Monday, June 12, 2006

 

Be Careful What You Read—Or Say Or Think

The week before I left for vacation was busy; I couldn’t post all the stuff I wanted to post. That’s the way things go. The following piece, though, from the WaPo, is important. It correctly interprets what our Attorney General has been aiming at: the suppression of leaked secrets, the discussion of them, or even having them in our possession. That FBI agents have been seeking old files makes sense. The government’s re-classifying information that had been declassified is part of the same pattern.

The pattern is to criminalize dissent. To deny this is about like denying Nixon’s criminality—or, for that matter, Bush’s...We're not just watching totalitarianism creep through the country, we're gradually being strangled by it.


Official Secrets
Be careful what you read.
http://www.washingtonpost.com/wp-dyn/content/article/2006/05/22/AR2006052201684_pf.html
Tuesday, May 23, 2006; A16

ATTORNEY General Alberto R. Gonzales, asked this weekend whether he believes he can prosecute journalists for publishing classified information, made a statement that should chill the bones of every American who values a vigorous press: "It depends on the circumstances." Speaking on ABC's "This Week," Mr. Gonzales explained, "There are some statutes on the book which, if you read the language carefully, would seem to indicate that that is a possibility. That's a policy judgment by the Congress in passing that kind of legislation. We have an obligation to enforce those laws." But presenting the administration's radical new strategy as mere deference to Congress is profoundly dishonest.

The administration is seeking to convert a moribund World War I-era espionage law into an American version of Britain's Official Secrets Act. Mr. Gonzales is correct that the law, which bans the transmission of national defense information to anyone not cleared to receive it, would -- if read literally -- make criminals out of journalists who publish such material. For that matter, it would also permit the jailing of whistle-blowers, academics who write about leaked information, members of Congress who disclose secrets and, theoretically, even readers of newspapers who discuss the stories. Precisely because of the law's unthinkable scope, the First Amendment has long been understood to limit its application. Government has gone after officials who promise to protect the nation's secrets and then fail to do so -- but generally not against citizens who receive those secrets.

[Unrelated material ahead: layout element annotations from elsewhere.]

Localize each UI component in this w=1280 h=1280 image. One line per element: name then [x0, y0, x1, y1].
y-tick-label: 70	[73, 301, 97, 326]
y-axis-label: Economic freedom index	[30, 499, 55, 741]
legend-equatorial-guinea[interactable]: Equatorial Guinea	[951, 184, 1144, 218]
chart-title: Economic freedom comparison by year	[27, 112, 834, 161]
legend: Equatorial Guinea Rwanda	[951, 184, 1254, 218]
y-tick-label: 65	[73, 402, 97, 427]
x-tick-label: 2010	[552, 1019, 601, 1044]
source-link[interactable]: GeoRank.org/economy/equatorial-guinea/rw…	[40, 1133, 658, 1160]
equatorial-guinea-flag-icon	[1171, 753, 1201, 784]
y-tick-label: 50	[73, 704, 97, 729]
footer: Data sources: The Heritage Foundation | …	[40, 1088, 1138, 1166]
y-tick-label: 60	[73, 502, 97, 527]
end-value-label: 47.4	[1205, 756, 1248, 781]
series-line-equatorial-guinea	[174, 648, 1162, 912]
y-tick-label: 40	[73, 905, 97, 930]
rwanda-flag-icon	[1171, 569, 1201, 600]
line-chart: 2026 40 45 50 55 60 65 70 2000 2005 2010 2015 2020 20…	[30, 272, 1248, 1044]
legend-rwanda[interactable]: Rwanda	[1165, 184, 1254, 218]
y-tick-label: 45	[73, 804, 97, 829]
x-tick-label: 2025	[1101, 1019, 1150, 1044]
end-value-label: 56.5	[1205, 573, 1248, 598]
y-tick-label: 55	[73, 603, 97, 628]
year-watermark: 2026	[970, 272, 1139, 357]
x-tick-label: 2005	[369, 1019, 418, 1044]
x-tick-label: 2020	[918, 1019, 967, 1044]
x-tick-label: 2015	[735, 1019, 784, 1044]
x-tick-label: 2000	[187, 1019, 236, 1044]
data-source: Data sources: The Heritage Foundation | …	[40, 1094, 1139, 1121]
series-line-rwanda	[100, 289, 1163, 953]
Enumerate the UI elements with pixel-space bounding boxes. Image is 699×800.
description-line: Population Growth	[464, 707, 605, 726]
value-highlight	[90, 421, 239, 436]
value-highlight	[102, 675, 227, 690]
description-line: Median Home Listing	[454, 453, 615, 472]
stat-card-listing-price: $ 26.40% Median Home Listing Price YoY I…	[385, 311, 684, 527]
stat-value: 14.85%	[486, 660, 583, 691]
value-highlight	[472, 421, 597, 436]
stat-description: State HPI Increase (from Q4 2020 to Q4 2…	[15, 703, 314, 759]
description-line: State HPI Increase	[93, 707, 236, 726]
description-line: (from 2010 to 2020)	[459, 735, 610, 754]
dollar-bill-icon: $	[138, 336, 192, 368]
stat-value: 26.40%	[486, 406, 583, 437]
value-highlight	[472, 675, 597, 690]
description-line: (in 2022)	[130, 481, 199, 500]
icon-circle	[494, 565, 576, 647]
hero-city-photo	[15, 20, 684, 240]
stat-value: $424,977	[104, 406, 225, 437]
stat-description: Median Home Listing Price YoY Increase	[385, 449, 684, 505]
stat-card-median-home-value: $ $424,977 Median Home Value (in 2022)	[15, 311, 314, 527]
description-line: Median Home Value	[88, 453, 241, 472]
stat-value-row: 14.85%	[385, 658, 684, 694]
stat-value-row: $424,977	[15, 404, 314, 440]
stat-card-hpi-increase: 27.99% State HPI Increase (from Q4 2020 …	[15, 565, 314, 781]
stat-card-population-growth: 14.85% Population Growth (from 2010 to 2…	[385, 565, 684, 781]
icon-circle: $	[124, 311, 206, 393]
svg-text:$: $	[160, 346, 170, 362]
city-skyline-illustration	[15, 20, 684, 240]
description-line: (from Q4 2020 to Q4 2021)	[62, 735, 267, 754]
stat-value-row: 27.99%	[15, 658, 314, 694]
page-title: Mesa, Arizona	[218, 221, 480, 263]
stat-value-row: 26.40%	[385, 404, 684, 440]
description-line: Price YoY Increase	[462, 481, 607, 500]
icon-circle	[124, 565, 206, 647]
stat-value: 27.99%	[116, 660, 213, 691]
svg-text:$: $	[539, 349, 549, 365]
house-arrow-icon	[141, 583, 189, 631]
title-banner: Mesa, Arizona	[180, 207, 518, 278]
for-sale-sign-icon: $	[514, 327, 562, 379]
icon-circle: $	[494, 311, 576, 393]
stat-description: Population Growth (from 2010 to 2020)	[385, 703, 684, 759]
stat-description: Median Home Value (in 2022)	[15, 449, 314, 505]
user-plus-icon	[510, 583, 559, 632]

The attorney general pretends that the administration's current understanding of the law merely reflects Congress's policy judgment, rather than its own. Yet only a few years ago, when Congress passed (and President Bill Clinton vetoed) a bill to criminalize leaks of classified material, people on both sides of the issue understood that current law did not criminalize the vast majority of leaks -- let alone subsequent disclosures by people who never swore to protect classified material in the first place.

Criminalizing such disclosures would be antithetical to the American tradition. Yet the administration has set about doing it without even asking Congress. It has brought a case against two pro-Israel lobbyists for receiving leaks and transmitting them to colleagues, a reporter for The Post and the Israeli embassy. It has leaned on the family of the late journalist Jack Anderson to allow FBI agents to rifle through his old papers -- on the theory that, as a bureau spokesman recently explained it, "no private person may possess classified documents that were illegally provided." And as the attorney general's comments make clear, it is considering prosecuting journalists for doing their jobs. It is a dangerous road.